I.e. Facebook is entitled to use your data for their own direct marketing (e.g. sending you leaflets, sale offers or telemarketing) to you according to this. We can guess how did this provision get there (likely the lobbying has been fierce).
Or Article 22 on automated processing/profiling:
"The data subject shall have the right not to be subject to a decision based solely on automated processing, including profiling, which produces legal effects concerning him or her or similarly significantly affects him or her."
A lot of people make all sorts of comments on GDPR (and other regulation) but it is unfortunate that very few have actually *read* what they are commenting on.
It is interesting which special cases are explicitly noted in the GDPR (credit scoring for instance) and which classes of data are specially protected (political alignment, medical data) - and where the lobbying shines through by omission.
I would give the legislators some credit there. While it is certain that the lobbying has been fierce (as with any legislation) and that no law is going to be perfect and make everyone happy, it is a bit of a tall order to expect the lawmakers to anticipate all sorts of crazy business models and legal theories someone could come up with in response to the legislation and prevent them.

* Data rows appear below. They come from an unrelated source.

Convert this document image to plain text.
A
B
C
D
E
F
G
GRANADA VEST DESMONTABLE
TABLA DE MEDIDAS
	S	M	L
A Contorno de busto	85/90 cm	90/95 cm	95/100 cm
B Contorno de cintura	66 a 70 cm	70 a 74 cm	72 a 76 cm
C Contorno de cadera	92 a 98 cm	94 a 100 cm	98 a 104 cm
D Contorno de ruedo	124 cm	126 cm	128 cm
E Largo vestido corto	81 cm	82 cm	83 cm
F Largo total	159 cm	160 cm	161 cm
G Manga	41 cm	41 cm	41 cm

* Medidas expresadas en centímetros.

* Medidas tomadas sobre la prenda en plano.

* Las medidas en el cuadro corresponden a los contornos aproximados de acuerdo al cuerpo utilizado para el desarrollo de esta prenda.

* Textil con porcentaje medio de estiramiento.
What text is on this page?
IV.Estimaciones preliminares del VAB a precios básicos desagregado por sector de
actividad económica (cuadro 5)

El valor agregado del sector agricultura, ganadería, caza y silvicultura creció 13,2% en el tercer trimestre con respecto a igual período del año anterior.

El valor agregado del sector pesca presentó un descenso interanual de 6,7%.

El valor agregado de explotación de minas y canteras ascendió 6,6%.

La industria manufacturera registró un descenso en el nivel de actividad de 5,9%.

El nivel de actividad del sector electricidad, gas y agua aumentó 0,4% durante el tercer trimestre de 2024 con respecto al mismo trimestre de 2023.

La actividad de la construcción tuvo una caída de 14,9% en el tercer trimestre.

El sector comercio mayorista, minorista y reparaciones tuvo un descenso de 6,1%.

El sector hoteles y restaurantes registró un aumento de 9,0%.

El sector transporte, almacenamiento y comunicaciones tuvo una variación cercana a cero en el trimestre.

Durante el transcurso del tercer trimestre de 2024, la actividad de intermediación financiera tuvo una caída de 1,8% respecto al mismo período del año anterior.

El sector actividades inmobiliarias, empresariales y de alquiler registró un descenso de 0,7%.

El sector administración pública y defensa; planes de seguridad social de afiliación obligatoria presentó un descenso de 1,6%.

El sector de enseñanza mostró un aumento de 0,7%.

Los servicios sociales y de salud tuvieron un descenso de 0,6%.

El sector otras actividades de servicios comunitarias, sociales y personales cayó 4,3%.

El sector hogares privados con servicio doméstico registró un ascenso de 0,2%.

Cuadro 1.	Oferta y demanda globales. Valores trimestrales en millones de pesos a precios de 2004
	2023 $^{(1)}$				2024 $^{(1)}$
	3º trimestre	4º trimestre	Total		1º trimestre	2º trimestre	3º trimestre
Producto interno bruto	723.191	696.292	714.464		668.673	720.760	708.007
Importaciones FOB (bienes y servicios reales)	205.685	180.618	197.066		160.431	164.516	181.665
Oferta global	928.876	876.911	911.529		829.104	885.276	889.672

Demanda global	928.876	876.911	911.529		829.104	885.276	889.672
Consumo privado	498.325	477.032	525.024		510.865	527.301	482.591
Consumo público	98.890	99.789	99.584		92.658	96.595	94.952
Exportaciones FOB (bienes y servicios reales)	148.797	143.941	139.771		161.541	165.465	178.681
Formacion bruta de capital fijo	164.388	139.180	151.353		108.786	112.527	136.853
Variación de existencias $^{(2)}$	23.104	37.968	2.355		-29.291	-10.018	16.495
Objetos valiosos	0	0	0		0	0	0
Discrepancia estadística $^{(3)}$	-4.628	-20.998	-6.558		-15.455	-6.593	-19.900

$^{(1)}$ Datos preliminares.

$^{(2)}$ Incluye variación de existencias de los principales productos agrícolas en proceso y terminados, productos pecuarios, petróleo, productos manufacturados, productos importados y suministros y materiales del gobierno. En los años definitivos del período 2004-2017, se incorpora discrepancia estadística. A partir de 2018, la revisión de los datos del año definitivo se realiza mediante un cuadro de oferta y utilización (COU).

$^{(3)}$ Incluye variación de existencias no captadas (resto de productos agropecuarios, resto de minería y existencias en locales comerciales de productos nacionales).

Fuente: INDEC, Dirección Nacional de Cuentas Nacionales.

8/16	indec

That's just not realistic, esp. not when technology is involved which evolves at light speed compared to the comparably glacial tempo of regulatory and legal world.
E.g. GDPR has been proposed in 2012, adopted in 2016 and fully in power since 2018. I.e. the entire process took over 6 years!
Where was e.g. Facebook or Amazon in 2012 and where is it today? What about siphoning of (also personal) data by various AI training systems - is that covered by GDPR too or not as they are not really "stored" in the resulting models? Not something one could ask the legislators in 2012 to anticipate, really.
The goal is ambiguity, so that lawyers and judges can argue about and decide each case individually based on their feelings and public sentiment of the parties involved.
The idea that GDPR is a nightmare to navigate is entirely fud. It's pretty clear and the case law has in the main been established. Most of the time when people are saying that it is a nightmare to navigate what they actually mean is they don't like the privacy protections that it gives to EU data subjects and the implications for the data harvesting they want to do as part of their business.
Meta's Twitter rival launched in over 100 countries today—but not in the EU
Anything more is simply detail - if a major launch of this sort of service omits the EU we immediately know exactly why.